To the editor:
Alexandrians should be aware their real estate — be it a home, a business or a piece of land — is not protected against our city officials or politically connected developers who want that property. We must be alert to the city’s misuse of eminent domain.
Fear of government’s abuse of eminent domain increased in 2005 when the U.S. Supreme Court ruled that a city’s taking of property from one private owner to give to another for development was legal under the Fifth Amendment.
This ruling sparked a movement across the United States to protect individuals’ property from government seizure. In Virginia, during the 2011 session, a bill was passed in favor of amending Virginia’s Constitution to explicitly protect private property. The amendment addresses the power of local and state governments to take property from its lawful owners for so-called “public use.” The use of eminent domain makes it legal for the City of Alexandria to take a property at “market value” and then sell it to a private resident or a developer or corporation.

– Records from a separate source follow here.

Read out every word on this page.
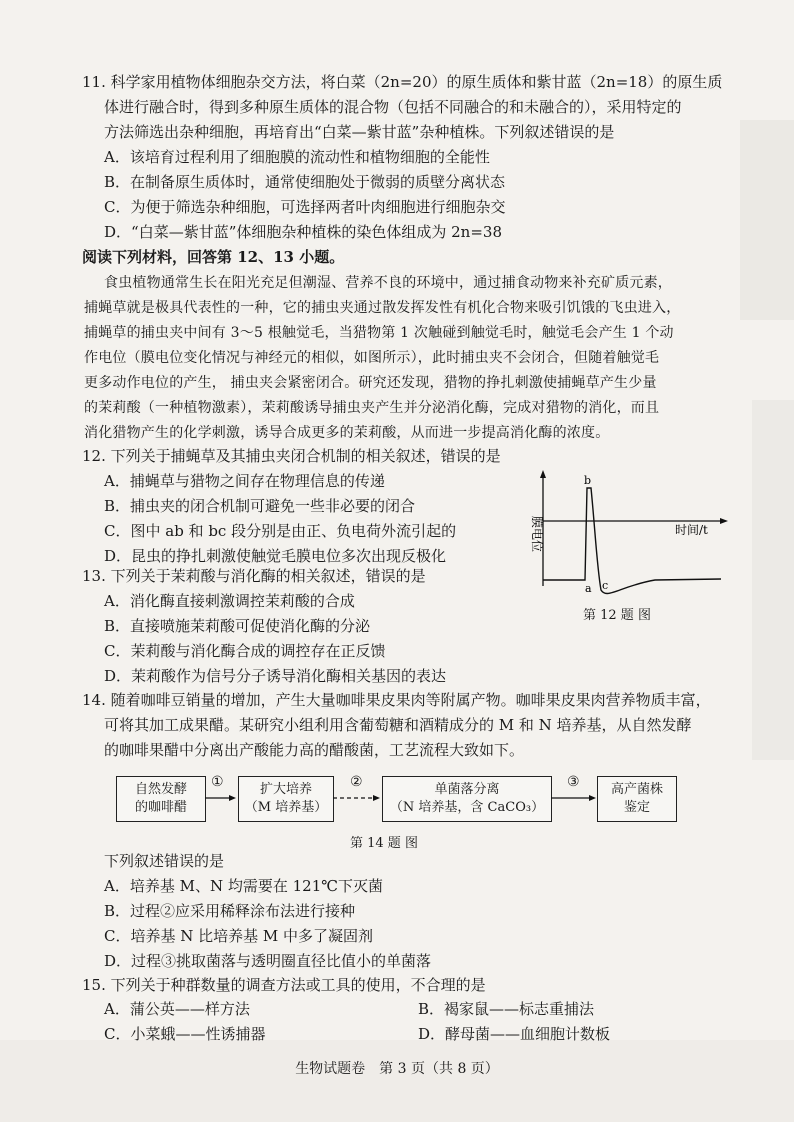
11. 科学家用植物体细胞杂交方法，将白菜（2n=20）的原生质体和紫甘蓝（2n=18）的原生质
体进行融合时，得到多种原生质体的混合物（包括不同融合的和未融合的），采用特定的
方法筛选出杂种细胞，再培育出“白菜—紫甘蓝”杂种植株。下列叙述错误的是
A．该培育过程利用了细胞膜的流动性和植物细胞的全能性
B．在制备原生质体时，通常使细胞处于微弱的质壁分离状态
C．为便于筛选杂种细胞，可选择两者叶肉细胞进行细胞杂交
D．“白菜—紫甘蓝”体细胞杂种植株的染色体组成为 2n=38
阅读下列材料，回答第 12、13 小题。
食虫植物通常生长在阳光充足但潮湿、营养不良的环境中，通过捕食动物来补充矿质元素，
捕蝇草就是极具代表性的一种，它的捕虫夹通过散发挥发性有机化合物来吸引饥饿的飞虫进入，
捕蝇草的捕虫夹中间有 3～5 根触觉毛，当猎物第 1 次触碰到触觉毛时，触觉毛会产生 1 个动
作电位（膜电位变化情况与神经元的相似，如图所示），此时捕虫夹不会闭合，但随着触觉毛
更多动作电位的产生， 捕虫夹会紧密闭合。研究还发现，猎物的挣扎刺激使捕蝇草产生少量
的茉莉酸（一种植物激素），茉莉酸诱导捕虫夹产生并分泌消化酶，完成对猎物的消化，而且
消化猎物产生的化学刺激，诱导合成更多的茉莉酸，从而进一步提高消化酶的浓度。
12. 下列关于捕蝇草及其捕虫夹闭合机制的相关叙述，错误的是
A．捕蝇草与猎物之间存在物理信息的传递
B．捕虫夹的闭合机制可避免一些非必要的闭合
C．图中 ab 和 bc 段分别是由正、负电荷外流引起的
D．昆虫的挣扎刺激使触觉毛膜电位多次出现反极化
b
a c
时间/t
膜电位
第 12 题 图
13. 下列关于茉莉酸与消化酶的相关叙述，错误的是
A．消化酶直接刺激调控茉莉酸的合成
B．直接喷施茉莉酸可促使消化酶的分泌
C．茉莉酸与消化酶合成的调控存在正反馈
D．茉莉酸作为信号分子诱导消化酶相关基因的表达
14. 随着咖啡豆销量的增加，产生大量咖啡果皮果肉等附属产物。咖啡果皮果肉营养物质丰富，
可将其加工成果醋。某研究小组利用含葡萄糖和酒精成分的 M 和 N 培养基，从自然发酵
的咖啡果醋中分离出产酸能力高的醋酸菌，工艺流程大致如下。
自然发酵
的咖啡醋
①	扩大培养
（M 培养基）
②	单菌落分离
（N 培养基，含 CaCO₃）
③ 高产菌株
鉴定
第 14 题 图
下列叙述错误的是
A．培养基 M、N 均需要在 121℃下灭菌
B．过程②应采用稀释涂布法进行接种
C．培养基 N 比培养基 M 中多了凝固剂
D．过程③挑取菌落与透明圈直径比值小的单菌落
15. 下列关于种群数量的调查方法或工具的使用，不合理的是
A．蒲公英——样方法	B．褐家鼠——标志重捕法
C．小菜蛾——性诱捕器	D．酵母菌——血细胞计数板
生物试题卷　第 3 页（共 8 页）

The city has already threatened to use this abusive power. Earlier this year the city offered to buy property from The Old Dominion Boat Club at the foot of King Street. The Old Dominion Boat Club did not want to sell property it has owned since 1883. City Attorney Jim Banks declared eminent domain remained a tool available to the city council to take this property from its legal owners.
Our council continues to look at private property as available for whatever plans it has for development of the waterfront. Our elected officials should declare they will not use eminent domain to take from one private owner for the benefit of another person, company or developer.
Each council member should pledge that he or she will use eminent domain only for truly essential public needs, such as transportation, schools, power and sewer.
We the people of Alexandria must be vigilant. Our government’s threat to use its immense power of eminent domain for nonessential government functions should be a warning to all Alexandrians their property rights are held in little regard by this council.
Our city council threatens each of us when it threatens one of us.